Solve the following  MDP using both value iteration and policy iteration, you can do this by hand or programmatically, but you need to show your work in either case. 

There is a self-driving taxi that takes from place to place. Its goal is to make the most money possible and it makes the most money in a particular town, MoneyTown. The taxi has a tendency to take routes that take it to different towns and it costs money for the taxi to drive from place to place.  
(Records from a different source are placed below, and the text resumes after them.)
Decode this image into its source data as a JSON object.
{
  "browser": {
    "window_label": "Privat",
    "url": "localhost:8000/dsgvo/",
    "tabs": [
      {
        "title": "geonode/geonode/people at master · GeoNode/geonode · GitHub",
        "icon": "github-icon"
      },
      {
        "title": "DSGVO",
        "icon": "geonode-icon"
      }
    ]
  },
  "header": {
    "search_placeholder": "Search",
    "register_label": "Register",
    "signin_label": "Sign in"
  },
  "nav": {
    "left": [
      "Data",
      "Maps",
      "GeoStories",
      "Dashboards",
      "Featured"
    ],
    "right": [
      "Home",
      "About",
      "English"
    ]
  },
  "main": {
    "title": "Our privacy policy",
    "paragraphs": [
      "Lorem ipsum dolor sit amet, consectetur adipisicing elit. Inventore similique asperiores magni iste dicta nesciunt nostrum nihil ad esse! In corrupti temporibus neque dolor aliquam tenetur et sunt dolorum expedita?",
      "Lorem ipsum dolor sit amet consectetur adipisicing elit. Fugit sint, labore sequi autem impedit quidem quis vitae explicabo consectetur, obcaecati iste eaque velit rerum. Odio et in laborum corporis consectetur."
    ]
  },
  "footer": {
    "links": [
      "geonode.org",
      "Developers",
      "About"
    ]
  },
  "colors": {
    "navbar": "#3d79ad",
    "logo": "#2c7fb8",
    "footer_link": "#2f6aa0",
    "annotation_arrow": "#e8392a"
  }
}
There are three states that the taxi can be in: 'In MoneyTown', 'MoneyTown Suburbs', and 'Outside MoneyTown'. There are two actions that the taxi can take in each state: drive and wait. Driving costs \$10. When the taxi is in money town it makes \$30, in MoneyTown Suburbs and Outside MoneyTown it only makes \$10. The reward for the taxi is:

(money made - cost) 

For example if the taxi is driving around in MoneyTown, the reward is \$30-\$10=\$20.
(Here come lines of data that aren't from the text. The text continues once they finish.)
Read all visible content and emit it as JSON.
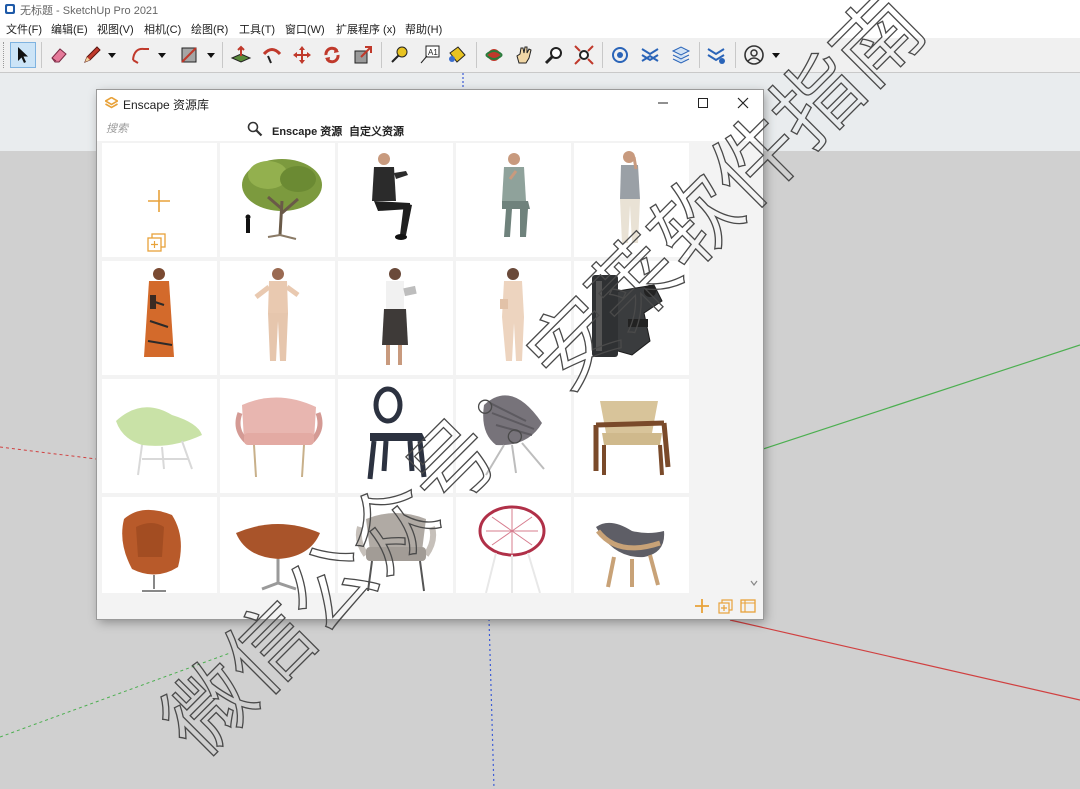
{
  "window": {
    "title": "无标题 - SketchUp Pro 2021"
  },
  "menu": [
    "文件(F)",
    "编辑(E)",
    "视图(V)",
    "相机(C)",
    "绘图(R)",
    "工具(T)",
    "窗口(W)",
    "扩展程序 (x)",
    "帮助(H)"
  ],
  "toolbar": {
    "buttons": [
      "select-icon",
      "eraser-icon",
      "pencil-icon",
      "arc-icon",
      "rectangle-icon",
      "push-pull-icon",
      "follow-me-icon",
      "move-icon",
      "rotate-icon",
      "scale-icon",
      "tape-measure-icon",
      "text-icon",
      "paint-bucket-icon",
      "orbit-icon",
      "pan-icon",
      "zoom-icon",
      "zoom-extents-icon",
      "warehouse-icon",
      "extension-icon",
      "components-icon",
      "sandbox-icon",
      "account-icon"
    ],
    "text_tool_glyph": "A1"
  },
  "dialog": {
    "title": "Enscape 资源库",
    "search": {
      "placeholder": "搜索",
      "value": ""
    },
    "tabs": {
      "enscape": "Enscape 资源",
      "custom": "自定义资源"
    },
    "active_tab": "custom",
    "assets": [
      "add-asset-tile",
      "tree-with-silhouette",
      "man-seated-black-suit",
      "man-seated-grey-suit",
      "man-standing-glasses",
      "woman-orange-dress",
      "woman-beige-suit",
      "woman-apron-tablet",
      "woman-beige-suit-2",
      "gym-machine",
      "green-lounge-chair",
      "pink-armchair",
      "ghost-chair-dark",
      "grey-knit-chair",
      "wooden-armchair",
      "egg-chair-brown",
      "brown-ottoman",
      "grey-armchair",
      "red-wire-chair",
      "shell-chair-grey"
    ]
  },
  "watermark": "微信公众号：安莱软件指南",
  "colors": {
    "accent": "#e8a23a",
    "axis_green": "#4caf50",
    "axis_red": "#d04040",
    "axis_blue": "#3b5bd6",
    "ground": "#d0d0d0",
    "sky": "#e9ecee"
  }
}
If the taxi is in MoneyTown and drives, then it is still MoneyTown in the next period with probability .9, and in the MoneyTown Suburbs in the next period with probability .1. If it is MoneyTown and does not drive, these probabilities are .7 and .3, respectively. If it is in the MoneyTown Suburbs and drives, then with probability .3 it is in MoneyTown in the next period, with probability .6 it is still in MoneyTown Suburbs in the next period, and with probability .1 it is in Outside MoneyTown in the next period. If it is in MoneyTown Suburbs and does not drive, then with probability 1 it is Outside MoneyTown next period. Finally, if it is in Outside MoneyTown and drives, then in the next period it is in MoneyTown with probability .6, and at the OutSide MoneyTown with probability .4. If it does not drive, then with probability 1 it is at Outside MoneyTown in the next period. 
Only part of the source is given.